Modernizing financing tools for today’s scale of projects
Maryland is seeing renewed interest in large, complex projects that can reshape local and regional economies. The recent announcement that Sphere is expanding to National Harbor is one example. Similar opportunities exist across the state in infrastructure, logistics, advanced manufacturing, entertainment and large mixed-use development.
Too often, the constraint is not demand or vision, but whether financing tools are flexible and robust enough to support projects of this size and complexity. Modernizing tools such as tax increment financing, district-based reinvestment mechanisms and public-private financing structures is essential to compete for transformative investment.
Demonstrating the ability to execute complex initiatives
Large projects matter not only for their direct economic impact, but for what they signal.
States build credibility when they show they can move complex initiatives from concept to completion across jurisdictions, agencies and funding sources. That credibility shapes how investors, lenders and site selectors assess future opportunities.
Decisions around governance, authority and coordination shape whether major initiatives such as downtown reinvestment, convention and tourism assets, port and logistics development and cultural and sporting anchors advance at the market’s expected pace.
Treating transportation and infrastructure as core economic policy
Transportation and infrastructure are not secondary considerations. They determine how people access jobs, businesses reach customers and regions connect to opportunity.
Advancing transit solutions, including implementation of the BMore Bus Plan, enabling transit-oriented development and sustaining momentum on major investments such as the rebuilding of the Key Bridge, completion of the Frederick Douglass Tunnel and modernization of Baltimore’s Penn Station are essential to how Maryland works as an economy. These are statewide priorities, not regional asks.

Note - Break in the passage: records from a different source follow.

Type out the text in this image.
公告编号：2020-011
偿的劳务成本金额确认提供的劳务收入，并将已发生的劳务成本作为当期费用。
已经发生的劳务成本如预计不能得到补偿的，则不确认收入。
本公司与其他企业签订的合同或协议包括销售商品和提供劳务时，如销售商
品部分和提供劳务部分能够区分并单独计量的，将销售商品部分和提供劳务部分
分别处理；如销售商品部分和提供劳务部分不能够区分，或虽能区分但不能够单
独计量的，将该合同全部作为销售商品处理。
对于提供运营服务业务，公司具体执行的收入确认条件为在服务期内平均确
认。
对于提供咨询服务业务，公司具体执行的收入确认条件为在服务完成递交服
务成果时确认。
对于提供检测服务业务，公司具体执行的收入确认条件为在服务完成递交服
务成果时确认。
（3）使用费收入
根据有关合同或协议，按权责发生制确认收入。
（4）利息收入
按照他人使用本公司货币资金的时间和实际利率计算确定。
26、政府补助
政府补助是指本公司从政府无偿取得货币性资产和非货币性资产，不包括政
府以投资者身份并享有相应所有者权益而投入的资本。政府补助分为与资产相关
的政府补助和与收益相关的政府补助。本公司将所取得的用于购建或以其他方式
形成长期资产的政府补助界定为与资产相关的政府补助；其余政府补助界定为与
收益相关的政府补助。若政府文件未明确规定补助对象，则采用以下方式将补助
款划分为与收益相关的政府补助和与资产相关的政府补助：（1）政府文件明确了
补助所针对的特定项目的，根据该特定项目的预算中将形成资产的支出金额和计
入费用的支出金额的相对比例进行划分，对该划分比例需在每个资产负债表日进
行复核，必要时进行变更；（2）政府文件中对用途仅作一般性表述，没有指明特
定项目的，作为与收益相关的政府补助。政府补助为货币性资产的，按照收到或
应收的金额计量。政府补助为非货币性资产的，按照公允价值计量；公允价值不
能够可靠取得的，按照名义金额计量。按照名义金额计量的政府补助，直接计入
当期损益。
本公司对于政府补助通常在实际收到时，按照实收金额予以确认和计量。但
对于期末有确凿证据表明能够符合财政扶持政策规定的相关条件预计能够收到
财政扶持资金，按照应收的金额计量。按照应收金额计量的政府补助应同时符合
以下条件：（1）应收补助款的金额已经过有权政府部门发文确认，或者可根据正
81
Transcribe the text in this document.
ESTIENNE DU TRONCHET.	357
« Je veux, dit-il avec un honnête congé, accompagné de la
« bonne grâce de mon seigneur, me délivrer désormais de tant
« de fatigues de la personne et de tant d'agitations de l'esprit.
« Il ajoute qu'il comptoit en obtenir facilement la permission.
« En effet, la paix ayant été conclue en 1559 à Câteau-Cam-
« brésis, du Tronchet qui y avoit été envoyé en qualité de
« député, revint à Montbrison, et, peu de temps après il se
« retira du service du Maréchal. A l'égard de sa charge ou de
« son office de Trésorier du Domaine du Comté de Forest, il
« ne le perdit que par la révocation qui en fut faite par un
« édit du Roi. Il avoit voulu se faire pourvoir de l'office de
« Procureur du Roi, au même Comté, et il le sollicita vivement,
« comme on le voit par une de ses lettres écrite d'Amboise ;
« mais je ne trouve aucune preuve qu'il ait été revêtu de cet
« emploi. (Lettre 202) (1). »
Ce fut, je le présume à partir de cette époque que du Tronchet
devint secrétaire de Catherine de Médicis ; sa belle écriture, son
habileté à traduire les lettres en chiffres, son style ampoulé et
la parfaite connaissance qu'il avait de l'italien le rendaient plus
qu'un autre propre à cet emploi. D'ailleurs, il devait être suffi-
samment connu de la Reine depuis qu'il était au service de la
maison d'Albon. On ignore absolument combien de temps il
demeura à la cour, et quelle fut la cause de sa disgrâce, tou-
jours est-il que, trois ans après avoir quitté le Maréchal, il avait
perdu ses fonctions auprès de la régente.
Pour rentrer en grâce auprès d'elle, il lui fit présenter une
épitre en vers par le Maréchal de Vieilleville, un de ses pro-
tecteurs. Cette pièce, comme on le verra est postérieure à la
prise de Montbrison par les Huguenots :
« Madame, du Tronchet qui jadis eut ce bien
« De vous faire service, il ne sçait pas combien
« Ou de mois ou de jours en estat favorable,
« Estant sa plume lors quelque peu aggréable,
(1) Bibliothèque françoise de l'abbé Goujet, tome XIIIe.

These investments strengthen connections between Baltimore and Washington, improve reliability along the Northeast Corridor, and support transit-oriented development around major stations that link housing, jobs, and growth.
Connecting innovation, startups and workforce to growth
Maryland’s long-term growth depends on its ability to turn ideas into companies and companies into employers.
That requires stronger alignment between startups, capital, workforce development and place-based investment. Efforts to accelerate entrepreneurship, support commercialization and compete for federal innovation opportunities are not side strategies. They are core economic infrastructure.
This understanding is reinforced through engagement with national and global peers, where regions compare what is working, what is not, and how innovation ecosystems succeed at scale.
A shaped opportunity and a lasting test
What makes this moment different is that the distance between policymaking and business decision-making is shrinking.
That is not automatic. It’s a shaped opportunity created by better information, stronger coordination and a clearer understanding of how the economy functions.
Years from now, this legislative session will not be judged by the number of bills passed or plans released but by whether Maryland aligned around these core issues, avoided counterproductive signals and created conditions where businesses could invest confidently and regions could execute at scale.
That is the challenge before the state this session and one future generations will hold us accountable for.
Mark Anthony Thomas is president and CEO of the Greater Baltimore Committee and serves on the Board of Directors of the International Economic Development Council.